The NIS is the successor to the National Provident Fund which was located at what is now the Port Authority building. It became operational on January 5th, 1987 and is the birth child of Act No. 33, 1986, but its functions are executed in accordance with a number of legislations.
The institution, which has expanded to a much larger headquarters in Kingstown and a service center in Union Island, falls under the portfolio of the Minister of Finance and is governed by a nine-member Board of Directors.
Aiming to provide social safety net to all nationals of St. Vincent and the Grenadines and the Diaspora, the NIS provides sickness, maternity, invalidity, employment injury, funeral and survivors’ benefits to contributors.
Coverage is extended to employed persons, self employed contributors and voluntary contributors from SVG and abroad, within the age group 16 to 60 years.

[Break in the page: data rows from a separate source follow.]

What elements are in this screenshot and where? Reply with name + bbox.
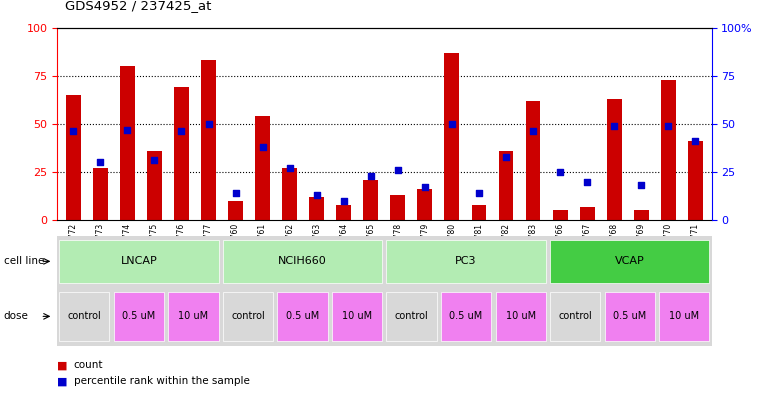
Point	[202, 121, 215, 127]
Bar	[552, 211, 568, 220]
Bar	[387, 240, 546, 283]
Text: count: count	[74, 360, 103, 371]
Bar	[550, 240, 709, 283]
Bar	[387, 292, 437, 341]
Point	[608, 123, 620, 129]
Point	[365, 173, 377, 179]
Bar	[550, 292, 600, 341]
Bar	[201, 60, 216, 220]
Bar	[59, 240, 218, 283]
Bar	[255, 116, 270, 220]
Text: dose: dose	[4, 311, 29, 321]
Point	[256, 144, 269, 150]
Bar	[661, 79, 676, 220]
Bar	[223, 240, 382, 283]
Point	[284, 165, 296, 171]
Bar	[390, 195, 406, 220]
Text: GDS4952 / 237425_at: GDS4952 / 237425_at	[65, 0, 211, 12]
Bar	[444, 53, 460, 220]
Text: 0.5 uM: 0.5 uM	[450, 311, 482, 321]
Point	[419, 184, 431, 191]
Point	[148, 157, 161, 163]
Bar	[526, 101, 540, 220]
Text: VCAP: VCAP	[615, 256, 645, 266]
Bar	[688, 141, 702, 220]
Bar	[605, 292, 654, 341]
Point	[94, 159, 107, 165]
Text: 10 uM: 10 uM	[505, 311, 536, 321]
Point	[67, 129, 79, 135]
Text: 10 uM: 10 uM	[342, 311, 372, 321]
Bar	[147, 151, 162, 220]
Bar	[659, 292, 709, 341]
Text: 10 uM: 10 uM	[178, 311, 209, 321]
Text: control: control	[395, 311, 428, 321]
Bar	[472, 205, 486, 220]
Point	[121, 127, 133, 133]
Point	[175, 129, 187, 135]
Point	[446, 121, 458, 127]
Text: cell line: cell line	[4, 256, 44, 266]
Bar	[607, 99, 622, 220]
Text: percentile rank within the sample: percentile rank within the sample	[74, 376, 250, 386]
Bar	[223, 292, 273, 341]
Point	[338, 198, 350, 204]
Point	[635, 182, 648, 189]
Point	[662, 123, 674, 129]
Bar	[168, 292, 218, 341]
Text: control: control	[231, 311, 265, 321]
Bar	[174, 87, 189, 220]
Bar	[120, 66, 135, 220]
Point	[689, 138, 702, 144]
Point	[310, 192, 323, 198]
Point	[581, 178, 594, 185]
Bar	[278, 292, 327, 341]
Bar	[114, 292, 164, 341]
Text: 0.5 uM: 0.5 uM	[123, 311, 155, 321]
Bar	[332, 292, 382, 341]
Text: 10 uM: 10 uM	[669, 311, 699, 321]
Bar	[495, 292, 546, 341]
Bar	[59, 292, 110, 341]
Point	[392, 167, 404, 173]
Point	[473, 190, 485, 196]
Bar	[498, 151, 514, 220]
Text: 0.5 uM: 0.5 uM	[286, 311, 319, 321]
Text: LNCAP: LNCAP	[120, 256, 158, 266]
Bar	[336, 205, 351, 220]
Bar	[441, 292, 491, 341]
Point	[554, 169, 566, 175]
Text: ■: ■	[57, 376, 68, 386]
Text: control: control	[559, 311, 592, 321]
Text: control: control	[68, 311, 101, 321]
Text: PC3: PC3	[455, 256, 477, 266]
Bar	[418, 189, 432, 220]
Bar	[580, 207, 594, 220]
Point	[527, 129, 539, 135]
Bar	[634, 211, 648, 220]
Text: ■: ■	[57, 360, 68, 371]
Point	[500, 153, 512, 160]
Text: NCIH660: NCIH660	[278, 256, 327, 266]
Bar	[93, 168, 108, 220]
Bar	[282, 168, 297, 220]
Bar	[309, 197, 324, 220]
Bar	[363, 180, 378, 220]
Bar	[228, 201, 243, 220]
Text: 0.5 uM: 0.5 uM	[613, 311, 646, 321]
Bar	[66, 95, 81, 220]
Point	[230, 190, 242, 196]
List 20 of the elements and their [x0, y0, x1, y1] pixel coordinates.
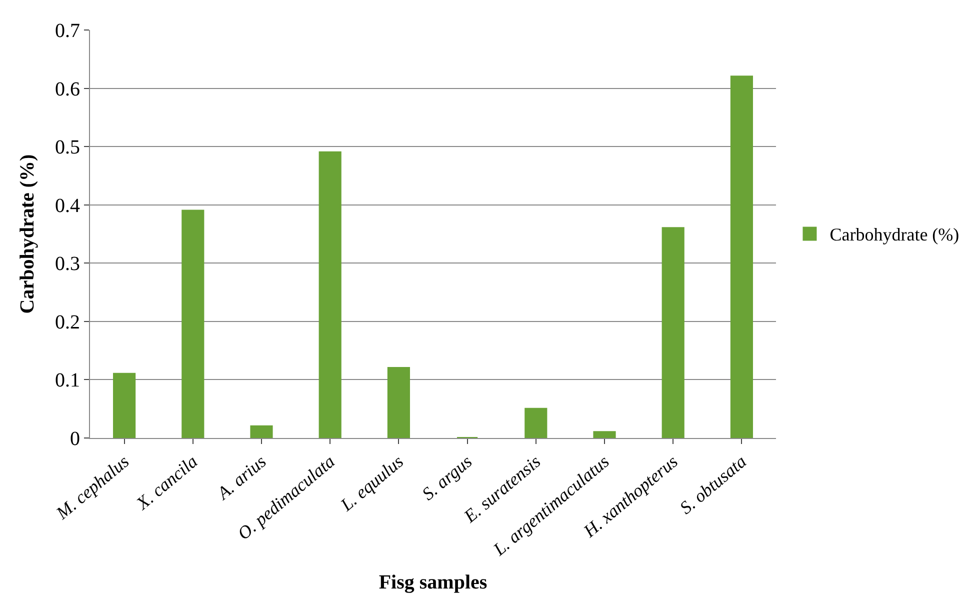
bar — [387, 367, 410, 438]
y-tick-label: 0 — [70, 428, 80, 450]
bar — [730, 76, 753, 438]
bar — [593, 431, 616, 438]
y-tick-label: 0.4 — [55, 194, 80, 217]
y-axis-title: Carbohydrate (%) — [16, 154, 38, 314]
y-tick-label: 0.6 — [55, 78, 80, 100]
y-tick-label: 0.2 — [55, 311, 80, 334]
y-tick-label: 0.7 — [55, 20, 80, 42]
y-tick-label: 0.1 — [55, 370, 80, 392]
x-axis-title: Fisg samples — [378, 571, 488, 594]
bar — [113, 372, 136, 438]
y-tick-label: 0.5 — [55, 136, 80, 159]
bar — [318, 151, 342, 438]
legend-label: Carbohydrate (%) — [830, 224, 960, 245]
bar — [182, 210, 204, 438]
bar — [250, 425, 273, 438]
y-tick-label: 0.3 — [55, 253, 80, 276]
bar — [524, 408, 548, 438]
bar — [662, 227, 684, 438]
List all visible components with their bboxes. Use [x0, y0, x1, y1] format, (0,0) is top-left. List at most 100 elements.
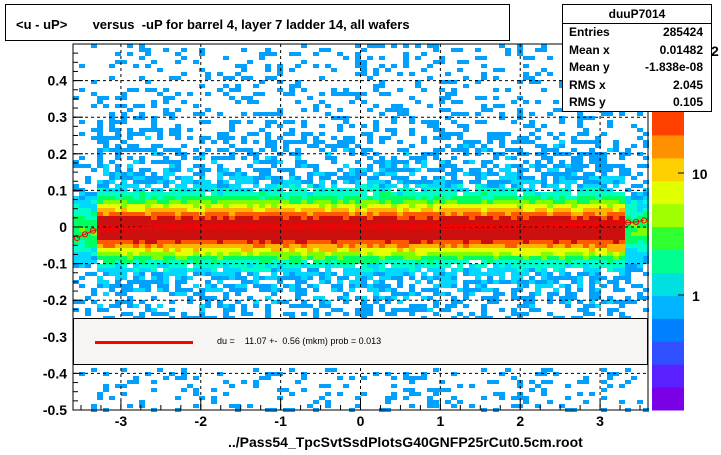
heatmap-cell [523, 64, 529, 68]
heatmap-cell [223, 200, 229, 204]
heatmap-cell [469, 244, 475, 248]
heatmap-cell [193, 196, 199, 200]
heatmap-cell [97, 236, 103, 240]
heatmap-cell [589, 200, 595, 204]
heatmap-cell [217, 88, 223, 92]
heatmap-cell [433, 232, 439, 236]
heatmap-cell [595, 200, 601, 204]
heatmap-cell [433, 252, 439, 256]
heatmap-cell [247, 180, 253, 184]
heatmap-cell [103, 252, 109, 256]
heatmap-cell [475, 244, 481, 248]
heatmap-cell [217, 112, 223, 116]
heatmap-cell [145, 220, 151, 224]
heatmap-cell [235, 240, 241, 244]
profile-point [313, 223, 320, 231]
heatmap-cell [391, 120, 397, 124]
heatmap-cell [361, 100, 367, 104]
heatmap-cell [175, 108, 181, 112]
heatmap-cell [493, 280, 499, 284]
heatmap-cell [445, 284, 451, 288]
heatmap-cell [229, 96, 235, 100]
heatmap-cell [433, 288, 439, 292]
heatmap-cell [163, 256, 169, 260]
heatmap-cell [343, 56, 349, 60]
heatmap-cell [109, 112, 115, 116]
heatmap-cell [247, 228, 253, 232]
heatmap-cell [385, 248, 391, 252]
heatmap-cell [559, 164, 565, 168]
heatmap-cell [349, 172, 355, 176]
heatmap-cell [541, 192, 547, 196]
heatmap-cell [625, 216, 631, 220]
heatmap-cell [121, 112, 127, 116]
heatmap-cell [85, 256, 91, 260]
heatmap-cell [313, 104, 319, 108]
heatmap-cell [169, 148, 175, 152]
heatmap-cell [355, 244, 361, 248]
heatmap-cell [115, 120, 121, 124]
heatmap-cell [373, 248, 379, 252]
heatmap-cell [433, 44, 439, 48]
heatmap-cell [217, 304, 223, 308]
heatmap-cell [151, 260, 157, 264]
heatmap-cell [643, 180, 649, 184]
heatmap-cell [553, 252, 559, 256]
heatmap-cell [541, 224, 547, 228]
heatmap-cell [397, 300, 403, 304]
heatmap-cell [199, 296, 205, 300]
color-scale-segment [652, 203, 684, 228]
heatmap-cell [157, 312, 163, 316]
heatmap-cell [199, 252, 205, 256]
heatmap-cell [463, 208, 469, 212]
heatmap-cell [439, 268, 445, 272]
heatmap-cell [433, 388, 439, 392]
heatmap-cell [181, 268, 187, 272]
heatmap-cell [85, 224, 91, 228]
heatmap-cell [241, 244, 247, 248]
heatmap-cell [103, 240, 109, 244]
heatmap-cell [241, 276, 247, 280]
heatmap-cell [391, 288, 397, 292]
heatmap-cell [103, 308, 109, 312]
heatmap-cell [613, 180, 619, 184]
heatmap-cell [589, 236, 595, 240]
heatmap-cell [613, 280, 619, 284]
heatmap-cell [493, 240, 499, 244]
heatmap-cell [283, 212, 289, 216]
x-tick-label: 1 [436, 413, 444, 429]
heatmap-cell [373, 200, 379, 204]
heatmap-cell [451, 132, 457, 136]
heatmap-cell [373, 220, 379, 224]
heatmap-cell [445, 208, 451, 212]
heatmap-cell [229, 272, 235, 276]
heatmap-cell [463, 76, 469, 80]
heatmap-cell [607, 300, 613, 304]
heatmap-cell [151, 144, 157, 148]
heatmap-cell [493, 268, 499, 272]
heatmap-cell [121, 272, 127, 276]
heatmap-cell [547, 260, 553, 264]
heatmap-cell [631, 192, 637, 196]
heatmap-cell [163, 228, 169, 232]
heatmap-cell [361, 204, 367, 208]
heatmap-cell [487, 296, 493, 300]
heatmap-cell [277, 252, 283, 256]
heatmap-cell [289, 252, 295, 256]
heatmap-cell [493, 88, 499, 92]
heatmap-cell [205, 108, 211, 112]
heatmap-cell [547, 224, 553, 228]
heatmap-cell [379, 184, 385, 188]
heatmap-cell [253, 268, 259, 272]
heatmap-cell [469, 232, 475, 236]
heatmap-cell [361, 232, 367, 236]
heatmap-cell [487, 280, 493, 284]
heatmap-cell [355, 248, 361, 252]
heatmap-cell [469, 264, 475, 268]
heatmap-cell [163, 192, 169, 196]
heatmap-cell [121, 268, 127, 272]
heatmap-cell [289, 368, 295, 372]
heatmap-cell [265, 224, 271, 228]
heatmap-cell [553, 196, 559, 200]
heatmap-cell [595, 184, 601, 188]
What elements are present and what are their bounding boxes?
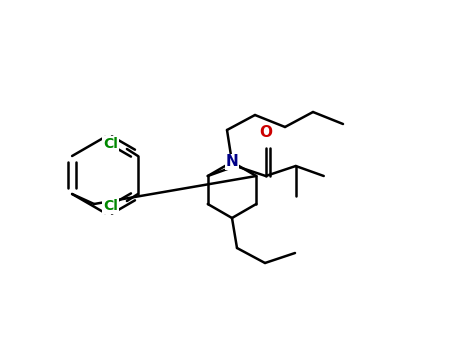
Text: Cl: Cl — [103, 199, 118, 213]
Text: Cl: Cl — [103, 137, 118, 151]
Text: O: O — [259, 125, 272, 140]
Text: N: N — [226, 154, 238, 169]
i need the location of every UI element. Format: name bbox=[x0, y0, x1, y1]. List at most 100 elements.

Under the NIS Act, all workers in St. Vincent and the Grenadines are mandated to make contributions to the National Insurance Services.
Currently, the total rate of contribution is 8% of insurable earnings; the employee is required to pay 3.5%, and this is matched by 4.5% by the employer.
Beyond this social safety net, the NIS prides itself on making strides in contributing to SVG’s national development through numerous outreach programmes.